On Tuesday, 1 May, Cosatu held its main Workers’ Day event in Port Elizabeth in the Eastern Cape. Senior Cosatu and ANC leaders, including Cosatu Chairperson Sdumo Dlamini and ANC Deputy Secretary General Jessie Duarte, had worked to mobilise support.
With President Cyril Ramaphosa scheduled to speak, and the South African Federation of Trade Unions (Saftu) holding a May Day rally only a couple of streets away from the Cosatu event, the pressure was on.
Though Cosatu pulled out all stops to draw the crowds, it only filled three-quarters of the 10,000-capacity stadium. Meanwhile at the nearby Saftu rally, there was standing room only.
Many of the people at the Cosatu rally were not unionised workers but unemployed people who were brought in via local ANC structures to fill the stadium. The unemployment rate in the wider Port Elizabeth area is 33%, the highest of all metros in South Africa.
Numsa (National Union of Metal Workers of South Africa) drove the process that resulted in the formation of Saftu last year, and the union is particularly strong in Port Elizabeth. The largest trade union in the country, it was expelled from Cosatu in 2014 because of its opposition to Jacob Zuma. The general strike called by Saftu on 25 April showed that the new federation has considerable support among workers.
Cosatu’s power has been significantly diminished in recent years. The Association of Mineworkers and Construction Union was officially registered in 2001 and by 2012 it had displaced the Cosatu-affiliated National Union of Mineworkers (NUM) at many mines.

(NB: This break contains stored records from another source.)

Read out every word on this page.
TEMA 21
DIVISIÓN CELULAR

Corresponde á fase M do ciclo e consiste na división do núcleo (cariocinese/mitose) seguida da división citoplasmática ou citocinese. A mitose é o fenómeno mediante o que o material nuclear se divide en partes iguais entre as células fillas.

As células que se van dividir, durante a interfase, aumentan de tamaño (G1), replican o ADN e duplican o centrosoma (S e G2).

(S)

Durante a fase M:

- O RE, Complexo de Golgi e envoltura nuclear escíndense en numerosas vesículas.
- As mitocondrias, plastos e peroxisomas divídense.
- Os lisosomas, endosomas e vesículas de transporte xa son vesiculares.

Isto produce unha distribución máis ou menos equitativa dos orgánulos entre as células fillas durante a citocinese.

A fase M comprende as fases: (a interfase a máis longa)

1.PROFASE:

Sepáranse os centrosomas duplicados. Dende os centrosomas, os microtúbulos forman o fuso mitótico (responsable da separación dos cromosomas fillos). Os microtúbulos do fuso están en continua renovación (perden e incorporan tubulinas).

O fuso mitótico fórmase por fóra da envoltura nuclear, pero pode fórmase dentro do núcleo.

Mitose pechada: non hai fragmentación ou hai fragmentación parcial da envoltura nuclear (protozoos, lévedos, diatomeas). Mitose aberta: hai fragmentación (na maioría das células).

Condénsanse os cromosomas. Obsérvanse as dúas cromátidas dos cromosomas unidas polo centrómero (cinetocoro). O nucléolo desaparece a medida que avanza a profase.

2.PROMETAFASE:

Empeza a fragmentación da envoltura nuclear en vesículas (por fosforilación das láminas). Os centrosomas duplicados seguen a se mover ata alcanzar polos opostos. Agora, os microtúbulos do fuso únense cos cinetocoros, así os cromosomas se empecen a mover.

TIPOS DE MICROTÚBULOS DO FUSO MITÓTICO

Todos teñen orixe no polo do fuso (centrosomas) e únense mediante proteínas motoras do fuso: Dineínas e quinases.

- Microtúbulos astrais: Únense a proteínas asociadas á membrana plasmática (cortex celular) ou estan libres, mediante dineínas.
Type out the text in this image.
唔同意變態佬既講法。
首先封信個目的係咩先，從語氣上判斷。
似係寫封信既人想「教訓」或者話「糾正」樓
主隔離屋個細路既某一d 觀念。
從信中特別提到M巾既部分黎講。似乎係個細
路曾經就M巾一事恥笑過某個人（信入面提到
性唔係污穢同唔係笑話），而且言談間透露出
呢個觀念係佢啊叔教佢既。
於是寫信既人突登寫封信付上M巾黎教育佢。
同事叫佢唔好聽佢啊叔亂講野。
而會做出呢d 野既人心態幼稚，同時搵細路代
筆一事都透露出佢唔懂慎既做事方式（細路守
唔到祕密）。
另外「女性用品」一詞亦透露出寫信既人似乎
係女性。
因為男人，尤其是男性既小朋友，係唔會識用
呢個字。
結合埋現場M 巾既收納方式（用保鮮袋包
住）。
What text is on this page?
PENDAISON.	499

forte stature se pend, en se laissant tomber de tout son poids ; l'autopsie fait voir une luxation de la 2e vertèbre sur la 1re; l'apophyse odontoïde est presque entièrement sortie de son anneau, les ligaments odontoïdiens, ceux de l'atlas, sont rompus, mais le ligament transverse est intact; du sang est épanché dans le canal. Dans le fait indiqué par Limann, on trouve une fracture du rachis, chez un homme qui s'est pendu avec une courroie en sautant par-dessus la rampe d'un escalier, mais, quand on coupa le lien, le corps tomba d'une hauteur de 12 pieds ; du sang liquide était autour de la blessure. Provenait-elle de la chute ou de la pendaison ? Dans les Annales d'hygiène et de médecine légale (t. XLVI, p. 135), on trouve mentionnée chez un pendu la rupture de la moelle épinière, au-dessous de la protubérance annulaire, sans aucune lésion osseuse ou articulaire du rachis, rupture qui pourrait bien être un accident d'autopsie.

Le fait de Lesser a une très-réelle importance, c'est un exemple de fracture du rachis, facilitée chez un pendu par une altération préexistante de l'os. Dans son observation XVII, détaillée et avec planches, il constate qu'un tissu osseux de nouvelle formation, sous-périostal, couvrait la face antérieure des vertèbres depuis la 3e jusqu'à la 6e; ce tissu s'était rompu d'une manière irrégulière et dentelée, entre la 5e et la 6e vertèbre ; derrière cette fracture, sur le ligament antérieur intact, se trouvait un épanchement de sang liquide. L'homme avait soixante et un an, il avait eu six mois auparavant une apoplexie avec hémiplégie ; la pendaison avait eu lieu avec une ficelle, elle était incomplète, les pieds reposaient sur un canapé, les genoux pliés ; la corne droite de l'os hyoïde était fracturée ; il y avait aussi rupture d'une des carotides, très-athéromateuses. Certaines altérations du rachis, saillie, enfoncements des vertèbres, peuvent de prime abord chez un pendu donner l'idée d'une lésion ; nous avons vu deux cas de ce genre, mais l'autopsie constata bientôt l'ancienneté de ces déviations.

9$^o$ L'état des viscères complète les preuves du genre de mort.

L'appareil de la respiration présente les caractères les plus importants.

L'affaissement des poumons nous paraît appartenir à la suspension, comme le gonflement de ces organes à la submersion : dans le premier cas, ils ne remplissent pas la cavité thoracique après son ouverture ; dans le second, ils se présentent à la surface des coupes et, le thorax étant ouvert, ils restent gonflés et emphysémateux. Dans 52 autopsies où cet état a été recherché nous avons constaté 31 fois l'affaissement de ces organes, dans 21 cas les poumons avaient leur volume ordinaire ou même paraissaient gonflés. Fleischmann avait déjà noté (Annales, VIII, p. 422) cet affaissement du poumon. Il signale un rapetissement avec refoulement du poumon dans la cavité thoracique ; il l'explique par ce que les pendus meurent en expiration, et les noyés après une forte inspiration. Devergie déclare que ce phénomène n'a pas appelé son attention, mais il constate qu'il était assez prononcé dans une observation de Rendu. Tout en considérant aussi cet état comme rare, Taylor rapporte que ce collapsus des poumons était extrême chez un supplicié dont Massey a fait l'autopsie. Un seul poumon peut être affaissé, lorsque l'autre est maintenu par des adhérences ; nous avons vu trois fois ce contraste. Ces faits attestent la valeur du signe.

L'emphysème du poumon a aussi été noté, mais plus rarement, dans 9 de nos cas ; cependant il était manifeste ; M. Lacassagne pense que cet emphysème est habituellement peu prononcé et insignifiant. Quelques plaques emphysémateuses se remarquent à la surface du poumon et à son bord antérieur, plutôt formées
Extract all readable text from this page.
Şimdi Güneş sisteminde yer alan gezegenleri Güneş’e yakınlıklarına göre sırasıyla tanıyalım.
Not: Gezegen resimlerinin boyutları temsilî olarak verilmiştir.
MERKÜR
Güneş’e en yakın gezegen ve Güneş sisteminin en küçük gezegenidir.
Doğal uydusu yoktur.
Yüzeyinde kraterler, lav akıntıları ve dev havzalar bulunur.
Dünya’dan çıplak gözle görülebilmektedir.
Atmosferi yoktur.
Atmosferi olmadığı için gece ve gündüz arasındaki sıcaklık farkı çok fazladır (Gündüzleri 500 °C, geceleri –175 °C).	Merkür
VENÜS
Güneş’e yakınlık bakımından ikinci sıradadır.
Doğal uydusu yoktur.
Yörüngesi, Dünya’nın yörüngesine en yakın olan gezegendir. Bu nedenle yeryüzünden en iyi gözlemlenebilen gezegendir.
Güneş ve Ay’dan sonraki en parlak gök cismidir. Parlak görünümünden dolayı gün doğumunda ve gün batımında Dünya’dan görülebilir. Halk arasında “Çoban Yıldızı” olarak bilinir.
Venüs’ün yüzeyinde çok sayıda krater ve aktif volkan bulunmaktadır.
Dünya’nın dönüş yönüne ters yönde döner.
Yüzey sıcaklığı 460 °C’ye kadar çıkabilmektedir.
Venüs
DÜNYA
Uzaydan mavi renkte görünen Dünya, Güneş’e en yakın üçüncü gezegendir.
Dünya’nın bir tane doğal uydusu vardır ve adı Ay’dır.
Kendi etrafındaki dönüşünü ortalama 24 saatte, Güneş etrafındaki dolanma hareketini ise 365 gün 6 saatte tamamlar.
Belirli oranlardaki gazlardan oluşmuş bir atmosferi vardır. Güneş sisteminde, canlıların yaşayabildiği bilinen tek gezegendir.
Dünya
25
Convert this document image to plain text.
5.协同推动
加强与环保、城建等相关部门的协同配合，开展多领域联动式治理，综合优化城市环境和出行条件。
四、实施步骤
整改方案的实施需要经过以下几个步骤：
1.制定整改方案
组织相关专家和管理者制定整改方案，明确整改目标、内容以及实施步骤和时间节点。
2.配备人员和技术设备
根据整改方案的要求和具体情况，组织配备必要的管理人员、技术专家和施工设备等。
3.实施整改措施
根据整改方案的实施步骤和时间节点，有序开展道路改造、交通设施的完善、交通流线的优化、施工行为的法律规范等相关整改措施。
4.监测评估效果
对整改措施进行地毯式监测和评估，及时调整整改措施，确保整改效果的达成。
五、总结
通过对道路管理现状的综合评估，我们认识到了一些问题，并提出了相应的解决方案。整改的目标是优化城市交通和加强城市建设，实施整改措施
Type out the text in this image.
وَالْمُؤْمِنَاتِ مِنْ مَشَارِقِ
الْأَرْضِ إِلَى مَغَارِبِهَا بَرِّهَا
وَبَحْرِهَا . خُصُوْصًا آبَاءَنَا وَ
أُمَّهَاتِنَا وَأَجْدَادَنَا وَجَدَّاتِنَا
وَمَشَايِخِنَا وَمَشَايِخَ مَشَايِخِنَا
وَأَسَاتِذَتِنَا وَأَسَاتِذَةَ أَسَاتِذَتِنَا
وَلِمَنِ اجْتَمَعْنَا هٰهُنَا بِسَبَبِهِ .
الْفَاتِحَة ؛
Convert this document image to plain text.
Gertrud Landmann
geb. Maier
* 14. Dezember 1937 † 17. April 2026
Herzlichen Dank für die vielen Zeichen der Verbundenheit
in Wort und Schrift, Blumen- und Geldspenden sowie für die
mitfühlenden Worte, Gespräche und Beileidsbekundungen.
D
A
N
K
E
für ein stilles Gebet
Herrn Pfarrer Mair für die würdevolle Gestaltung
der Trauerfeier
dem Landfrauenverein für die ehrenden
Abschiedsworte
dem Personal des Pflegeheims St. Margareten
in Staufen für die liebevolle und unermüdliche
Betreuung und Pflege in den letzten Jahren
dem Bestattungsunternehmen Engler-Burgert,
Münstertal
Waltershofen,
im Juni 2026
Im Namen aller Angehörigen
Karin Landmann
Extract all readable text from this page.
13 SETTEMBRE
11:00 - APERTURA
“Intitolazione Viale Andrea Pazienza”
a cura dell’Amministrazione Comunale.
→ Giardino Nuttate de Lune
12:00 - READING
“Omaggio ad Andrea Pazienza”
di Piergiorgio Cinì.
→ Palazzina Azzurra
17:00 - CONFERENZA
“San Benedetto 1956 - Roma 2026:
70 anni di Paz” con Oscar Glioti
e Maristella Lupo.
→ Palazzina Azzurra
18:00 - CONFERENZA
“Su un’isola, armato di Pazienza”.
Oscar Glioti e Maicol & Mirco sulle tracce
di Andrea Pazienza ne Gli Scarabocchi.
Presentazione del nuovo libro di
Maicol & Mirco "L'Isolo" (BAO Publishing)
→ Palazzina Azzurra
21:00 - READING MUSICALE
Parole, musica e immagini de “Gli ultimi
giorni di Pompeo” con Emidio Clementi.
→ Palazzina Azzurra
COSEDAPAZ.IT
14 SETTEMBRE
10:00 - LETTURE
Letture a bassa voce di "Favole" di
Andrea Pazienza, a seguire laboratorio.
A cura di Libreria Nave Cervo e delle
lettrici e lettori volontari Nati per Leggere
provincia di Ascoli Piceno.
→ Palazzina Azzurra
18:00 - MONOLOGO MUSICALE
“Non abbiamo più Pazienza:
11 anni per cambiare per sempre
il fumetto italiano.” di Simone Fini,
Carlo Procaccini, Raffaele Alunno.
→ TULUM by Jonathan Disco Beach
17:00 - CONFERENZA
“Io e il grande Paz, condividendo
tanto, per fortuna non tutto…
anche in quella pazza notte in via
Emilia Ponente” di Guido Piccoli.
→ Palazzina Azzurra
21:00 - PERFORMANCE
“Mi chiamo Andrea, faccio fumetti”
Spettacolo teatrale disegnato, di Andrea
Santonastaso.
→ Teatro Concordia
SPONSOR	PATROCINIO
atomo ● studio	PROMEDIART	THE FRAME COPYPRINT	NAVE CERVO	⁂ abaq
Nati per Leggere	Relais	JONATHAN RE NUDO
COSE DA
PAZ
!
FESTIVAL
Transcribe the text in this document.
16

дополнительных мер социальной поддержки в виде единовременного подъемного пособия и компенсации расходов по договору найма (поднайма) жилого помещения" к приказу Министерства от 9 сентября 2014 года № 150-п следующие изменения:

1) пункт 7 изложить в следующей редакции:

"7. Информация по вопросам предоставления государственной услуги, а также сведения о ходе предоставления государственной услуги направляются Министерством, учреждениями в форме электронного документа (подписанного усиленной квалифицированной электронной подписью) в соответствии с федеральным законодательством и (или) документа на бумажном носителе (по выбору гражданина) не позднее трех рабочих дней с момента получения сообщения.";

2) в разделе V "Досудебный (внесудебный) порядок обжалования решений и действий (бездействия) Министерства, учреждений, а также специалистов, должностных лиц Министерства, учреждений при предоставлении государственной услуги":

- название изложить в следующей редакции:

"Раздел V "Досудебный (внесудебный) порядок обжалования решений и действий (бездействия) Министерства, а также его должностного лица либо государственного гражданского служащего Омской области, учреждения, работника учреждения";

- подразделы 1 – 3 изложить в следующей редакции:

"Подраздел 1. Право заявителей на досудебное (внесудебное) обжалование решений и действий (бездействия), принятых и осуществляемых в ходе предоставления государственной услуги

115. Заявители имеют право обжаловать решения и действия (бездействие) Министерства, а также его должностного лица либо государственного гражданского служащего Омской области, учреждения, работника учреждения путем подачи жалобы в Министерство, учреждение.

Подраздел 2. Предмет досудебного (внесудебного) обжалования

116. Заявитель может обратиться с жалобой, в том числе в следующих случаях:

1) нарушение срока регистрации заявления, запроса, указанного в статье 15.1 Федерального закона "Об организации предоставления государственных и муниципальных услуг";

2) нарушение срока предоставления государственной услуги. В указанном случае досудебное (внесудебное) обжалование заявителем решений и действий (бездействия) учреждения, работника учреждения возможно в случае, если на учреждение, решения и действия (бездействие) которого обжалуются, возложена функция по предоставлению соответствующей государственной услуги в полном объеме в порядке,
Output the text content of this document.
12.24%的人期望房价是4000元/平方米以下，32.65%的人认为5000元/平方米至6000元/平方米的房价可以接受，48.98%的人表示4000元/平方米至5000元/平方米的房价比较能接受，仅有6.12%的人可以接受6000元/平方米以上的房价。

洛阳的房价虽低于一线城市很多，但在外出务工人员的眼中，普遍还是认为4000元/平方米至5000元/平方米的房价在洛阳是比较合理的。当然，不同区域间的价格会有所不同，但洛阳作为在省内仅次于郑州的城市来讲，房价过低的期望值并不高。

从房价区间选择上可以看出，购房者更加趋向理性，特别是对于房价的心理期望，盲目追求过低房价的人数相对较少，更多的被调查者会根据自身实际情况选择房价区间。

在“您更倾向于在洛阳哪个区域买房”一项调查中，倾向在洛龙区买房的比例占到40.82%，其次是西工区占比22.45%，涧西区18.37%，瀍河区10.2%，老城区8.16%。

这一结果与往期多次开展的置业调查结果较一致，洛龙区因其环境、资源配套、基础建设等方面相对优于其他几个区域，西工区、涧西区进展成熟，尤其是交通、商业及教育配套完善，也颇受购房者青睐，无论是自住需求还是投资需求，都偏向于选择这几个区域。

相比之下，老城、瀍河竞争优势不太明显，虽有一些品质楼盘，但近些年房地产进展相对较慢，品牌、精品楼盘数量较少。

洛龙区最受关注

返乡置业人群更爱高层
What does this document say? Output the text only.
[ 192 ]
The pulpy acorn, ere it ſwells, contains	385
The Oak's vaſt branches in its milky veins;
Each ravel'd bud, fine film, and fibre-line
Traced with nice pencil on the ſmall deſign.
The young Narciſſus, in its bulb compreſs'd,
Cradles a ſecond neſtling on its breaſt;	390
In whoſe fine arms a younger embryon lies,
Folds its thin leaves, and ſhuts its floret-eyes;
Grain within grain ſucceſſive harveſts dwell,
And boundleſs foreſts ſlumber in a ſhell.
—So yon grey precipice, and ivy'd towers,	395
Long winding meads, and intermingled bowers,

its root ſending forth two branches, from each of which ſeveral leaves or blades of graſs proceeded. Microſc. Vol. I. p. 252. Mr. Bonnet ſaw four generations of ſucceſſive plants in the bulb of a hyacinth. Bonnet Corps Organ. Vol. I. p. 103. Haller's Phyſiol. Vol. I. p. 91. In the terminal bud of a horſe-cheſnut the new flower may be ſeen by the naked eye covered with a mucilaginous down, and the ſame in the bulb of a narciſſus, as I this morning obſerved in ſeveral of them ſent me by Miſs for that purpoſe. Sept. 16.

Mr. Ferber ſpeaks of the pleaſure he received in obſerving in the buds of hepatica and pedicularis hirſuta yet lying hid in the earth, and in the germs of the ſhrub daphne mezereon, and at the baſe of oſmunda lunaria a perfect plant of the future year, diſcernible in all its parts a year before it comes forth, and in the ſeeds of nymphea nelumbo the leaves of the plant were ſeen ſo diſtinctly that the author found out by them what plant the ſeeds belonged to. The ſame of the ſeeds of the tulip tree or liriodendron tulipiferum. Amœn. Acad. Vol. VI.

Ramaphosa’s speech was well received, but when Dlamini started speaking the crowds began to stream out of the Port Elizabeth stadium. The people bussed in from ANC wards had come to see and listen to the president of the ANC and not Cosatu.
Dlamini’s claim that Cosatu had held a successful event is not credible.
South African Communist Party (SACP) Secretary General Blade Nzimande spoke against the disunity of the organised working class. He said that Cosatu is an ally of the SACP, “however, we as the SACP will reach out to other progressive worker formations to say, let’s unite around the things that unite us and not divide ourselves”.
There was a very different tone in Bloemfontein where Saftu held its main May Day rally. Irvin Jim, General Secretary of Numsa, lambasted President Cyril Ramaphosa, a former NUM shop steward, for stripping workers of their constitutional right to strike.
“He is imposing limitations by saying before we go on any strike, we should [have a secret] ballot, and clearly that’s a stance against workers embarking on a strike,” said Jim.
He said the National Development Plan was about economic exploitation. “It’s a strategy to say to foreign direct investment, come and invest in South Africa because we have cheap labour for you to exploit,” said Jim.
Last year, Cosatu’s Workers’ Day rally in Bloemfontein had to be called off after vigorous protests against the presence of then President Jacob Zuma.
This year, a sea of red flooded the Madiba arena in Bloemfontein with many supporters lamenting terrible working conditions, exploitative employers, and low wages.
Lerato Mohatlane, a member of the Food and Allied Workers’ Union, told New Frame that he believed amendments to the labour laws would lead to further exploitation.
He said he gets paid R3,500 a month (which is the equivalent of the new minimum wage). He has unemployment insurance and a pension fund, but no medical aid. Mohatlane is the breadwinner at home.
“I am trying to survive with R3,500. I only manage to buy groceries costing R600 and I have to buy maize meal, salt, sugar and everything. I give my mother R200 and money to my siblings as well. Like today, it is 1 May, I don’t have [money] at all, yet I [was paid] on 25 April,” he said.
He felt that R12,500 a month was a decent wage and R3,500 was “nonsense”.
Mohatlane said many workers borrowed money from “bomashonisa” to supplement their income, but with the added interest this resulted in a debt trap.
“Cosatu fought for [workers’ rights] and our President Ramaphosa was part of the negotiation process when NUM was formed. They were fighting for [workers’ rights] but now they want to demolish this because they are being spoon-fed by some people who are paying them. They want to kill what they fought for. It is like they fought for nothing,” he said.
Judging by the stark differences between the Cosatu May Day event in Port Elizabeth and the Saftu event in Bloemfontein, it seems that Nzimande is unlikely to see the organisational unity he desires among workers.
How COSATU started
The Congress of South African Trade Unions (Cosatu) was launched at the Currie’s Fountain football ground in Durban in December 1985.
The new federation brought some of the black trade unions that had formed after the Durban strikes in 1973 into a powerful new political force.
The following year the new federation called for a mass stay-away on 1 May. The May Day stay-away became a regular and highly charged political event.
After the end of apartheid, May Day was named Workers’ Day and made a national public holiday.